We had a wonderful Sukkot. I hope you did too. I’d like to share a little about our amazing Feast of Tabernacles.
Some of you know that we were busy painting a mural on our succah. We keep a basket of activities for children in our succah so when friends come to visit and the adults talk, the children can have something fun to do too. In this basket are Sukkot coloring pages and puzzles as well as little games that can be played at the table in the succah. Last Sukkot I was thumbing through a new coloring book and came across a few pictures that we thought would make great Sukkot murals on our succah. With all of the greatest intentions to paint our succah, we put it off until just before Rosh Hashanah/Yom Teruah. It was a bit of a scramble to get the whole mural painted before it was time to set the succah up but we made it. And we were pleased with the results.

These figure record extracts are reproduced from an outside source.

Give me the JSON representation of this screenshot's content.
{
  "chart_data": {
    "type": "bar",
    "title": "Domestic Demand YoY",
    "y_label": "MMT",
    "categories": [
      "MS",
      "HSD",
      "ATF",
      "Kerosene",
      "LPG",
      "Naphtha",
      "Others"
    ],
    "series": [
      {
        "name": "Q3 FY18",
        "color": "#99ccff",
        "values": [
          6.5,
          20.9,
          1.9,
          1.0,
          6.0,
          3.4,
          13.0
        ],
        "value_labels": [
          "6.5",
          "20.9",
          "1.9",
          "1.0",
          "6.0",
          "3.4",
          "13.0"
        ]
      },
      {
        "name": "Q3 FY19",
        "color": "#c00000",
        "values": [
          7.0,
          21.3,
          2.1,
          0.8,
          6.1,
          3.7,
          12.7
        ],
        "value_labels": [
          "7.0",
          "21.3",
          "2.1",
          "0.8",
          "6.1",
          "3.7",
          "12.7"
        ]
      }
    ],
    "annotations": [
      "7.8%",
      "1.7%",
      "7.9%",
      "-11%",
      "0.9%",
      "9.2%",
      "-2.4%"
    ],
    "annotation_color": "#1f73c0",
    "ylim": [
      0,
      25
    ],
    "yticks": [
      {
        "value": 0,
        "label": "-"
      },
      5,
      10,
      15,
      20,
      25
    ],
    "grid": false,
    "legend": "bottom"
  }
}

On the first night of Sukkot, which was also Erev Shabbat, we had a special guest come and spend all of Shabbat with us. It was truly a fun time. We had a special festive meal together in the succah, we slept late in the morning, we studied our Bible readings, played games, and ate lunch all in the succah.
Then we hosted our Bible study group in our succah too. It was so much fun to share Sukkot with friends and introduce many of them to the Biblical celebration of Sukko.
The following afternoon was a big day for our family, too. It was Shalom’s Bar Mitzvah. What an amazing day this was! We were so blessed to have family and friends join us in ushering our youngest son into adulthood. We have been told, several times, that “it was powerful”. I think it was too.
Many of Shalom’s guests stayed all afternoon and into the evening where we roasted hot dogs over the fire. It was a special day indeed.
The rest of the week we continued to eat our evening meals and enjoy time together in the succah as a family and with friends. The weather was perfect almost the whole week! However on Thursday afternoon, day 6 of the 7 day festival, the wind took the succah for a sail. And just like last year, Shalom and I were in the driveway picking up the pieces and bringing them into the garage for inspection and storage. I’m pleased to report that nothing was damaged that cannot be repaired and the murals escaped unharmed.
Even the banners that Miriam made came through the event unscathed. The first banner reads, “Blessed is he who comes in the name of the LORD” which is bridegroom language. This is a phrase that is pronounced as the bridegroom is on his way to fetch his bride on their wedding day. This is a festive and joyous proclamation! We remember reading in Matthew 21, Mark 11 and John 12 that upon Yeshua’s entrance to Jerusaslem that fateful Passover season, the people shouted this very thing as they lay palm branches on the path before Him. This was a way of saying to Him, “We believe you are the one we have waited for. Come, finish what you started in the Temple at Sukkot!” The succot in Israel are covered with palm branches as a roof and used in other festive ways during Sukkot. We also remember that in Matthew 23 and Luke 13 we read that Yeshua said that “You will not see me again until you say ‘Blessed is he who comes in the name of the LORD!‘” At Sukkot we remember and we look ahead – we remember when the Children of Israel were led through the desert for 40 years and in all that time their shoes didn’t wear out nor did they or their animals even lack food or water. HaShem provided for all of their needs as they lived in their temporary dwellings. We also look forward to a time when we will dwell again in the midst of our Master and the Creator of the Universe. We look forward to the wedding feast that the King will throw for the Lamb and his bride, we look forward to the World to Come with much joy and anticipation. “Blessed is he who comes in the name of the LORD!”
**I have not been able to verify the claims of this next teaching that we heard in the week before Shalom’s Bar Mitzvah. The ministry that we heard this from has not responded to my request for what their source material for their teaching here is. We did not discuss this banner with our guests.**
The other banner reads “This is my beloved son in whom I am well pleased“. This is festive and joyous pronouncement that would be made at a Bar Mitzvah, as one teaching goes. The Bar Mitzvah ceremony is a joyous time when the father presents his son to the community and the son is welcomed into the community now as a young adult. It is also at this time that, traditionally, the father is no longer responsible for the sins of the son, the son stands on his own before HaShem in judgement. At the conclusion of the ceremony the son is presented to the community, sometimes lifted up on a chair by his uncles and brothers, and the father follows the procession pointing to his son and shouting to the joyous crowd, “This is my son in whom I am well pleased!” What a blessing for that son! But we also read that this was a pronouncement that HaShem made over Yeshua in Matthew 3, Matthew 17:5, and 2 Peter 1. Yeshua probably didn’t hear this pronouncement from his earthly father, Joseph. It was HaShem Himself, the Creator of the Universe, Who rolled back the heavens and made this declaration over His Son at the start of His ministry. Wow!
Our Festival of Sukkot was truly blessed! Words cannot do justice in describing how our hearts were filled during this Sukkot season. Thank You, Father, Who gives good things. Blessed are You, HaShem, our G-d, King of the Universe Who is holy in all His ways!!